Carmen Martín Gaite y Javier Marías apuestan decididamente
por entrar en el misterio que la imagen contiene, pero lo hacen de manera muy
distinta. Marías fía su trabajo al estilo y desgrana una serie de
consideraciones trabadas precisamente sobre el misterio, misterio que concede
de antemano a la imagen. Una vez concedido, el estilo trabaja y la voz se hace
con el protagonismo de la situación: el resultado final hace que el misterio se
traslade a lo que la voz dice, mientras la imagen parece alejarse, como la
misma barca y su barquero. Martín Gaite logra un texto en el que, siendo
absolutamente fiel al dibujo, logra doblar la sensación de misterio de éste con
la de su propia escritura. Su método es, aparentemente, sencillo: da sentido a
esa cama que vuela donde un padre lee a su hija un libro y les acompaña el
osito de peluche; en cierto modo, diría que, para dar sentido a esa imagen
fantástica, logra con decisión y desparpajo un equivalente al que Buchholz
consigue por medio del ave que vuela; ambos normalizan así en el terreno de la
sugerencia fantástica la relación entre realidad y fantasía, entre vuelo y
tierra; pero Carmen, en un golpe de genialidad, riza el rizo y se hace con la
situación; de un golpe, en dos frases, establece, entre la fantasía y la
realidad, el reino del sueño y el lector se pregunta, admirado, si no es él
mismo quien está soñando este texto desde su propia infancia a la vez que desde
su propia madurez. Y ésa es la inquietud dramática que al final persiste.

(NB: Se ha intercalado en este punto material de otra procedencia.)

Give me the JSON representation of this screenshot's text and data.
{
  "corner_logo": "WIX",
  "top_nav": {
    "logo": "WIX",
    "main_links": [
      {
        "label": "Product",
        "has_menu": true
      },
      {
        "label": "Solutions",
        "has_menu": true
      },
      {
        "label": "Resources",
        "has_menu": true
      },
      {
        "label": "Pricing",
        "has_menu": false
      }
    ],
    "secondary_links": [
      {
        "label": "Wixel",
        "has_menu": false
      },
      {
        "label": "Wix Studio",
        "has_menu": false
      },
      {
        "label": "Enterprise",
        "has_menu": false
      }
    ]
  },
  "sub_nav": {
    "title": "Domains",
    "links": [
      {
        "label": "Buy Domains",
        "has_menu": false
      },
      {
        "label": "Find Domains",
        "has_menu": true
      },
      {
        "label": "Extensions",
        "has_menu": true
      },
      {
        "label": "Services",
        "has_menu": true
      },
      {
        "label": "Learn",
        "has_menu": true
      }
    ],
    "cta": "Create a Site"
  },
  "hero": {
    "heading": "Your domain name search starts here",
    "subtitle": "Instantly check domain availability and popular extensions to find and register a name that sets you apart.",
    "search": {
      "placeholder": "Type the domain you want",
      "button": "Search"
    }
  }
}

Por último, Gustavo Martín Garzo opera también sobre el sueño, pero al
contrario. Las dos personas que hablan —pues se trata de un diálogo— viven una
historia que está fuera del dibujo inspirador y, de hecho, el dibujo (o, mejor
dicho, la referencia al dibujo, hecha en forma de sueño: ese dibujo ha sido
soñado por uno de los dos) es algo que existe independientemente de los dos. Sólo
que, de pronto, se enreda en esa relación porque se vuelve anecdóticamente necesario
que así sea. Entonces, en el momento en que sirve para «representar» la
relación, no sólo adquiere sentido sino que, devuelto al lector, revela toda su
cualidad de misterio, ya que éste ha atravesado y llenado de belleza y de
intensidad dramática la escena de Quint Buchholz. Un instante de analogía transforma
una imagen en una imagen del mundo.
¿Qué sucede con estas nueve miradas a nueve dibujos? Sucede que, al
poner en marcha a nueve escritores, ha creado nueve formas de acercamiento a la
realidad o, yo lo prefiero así, nueve formas de percepción de la realidad resueltas
por medio de la escritura. Una realidad que, en este caso, viene servida por la
imaginación de Buchholz, lo que hace doblemente atractiva la situación. En mi
opinión, estos nueve textos breves, juntos, contienen mucha más información
sobre el modo en que la escritura crea su propio mundo y establece sus reglas
que otras muchas consideraciones acerca de la técnica narrativa. Sólo hay que
saber leer y ver. La ocasión, como dice el dicho, la pintan calva.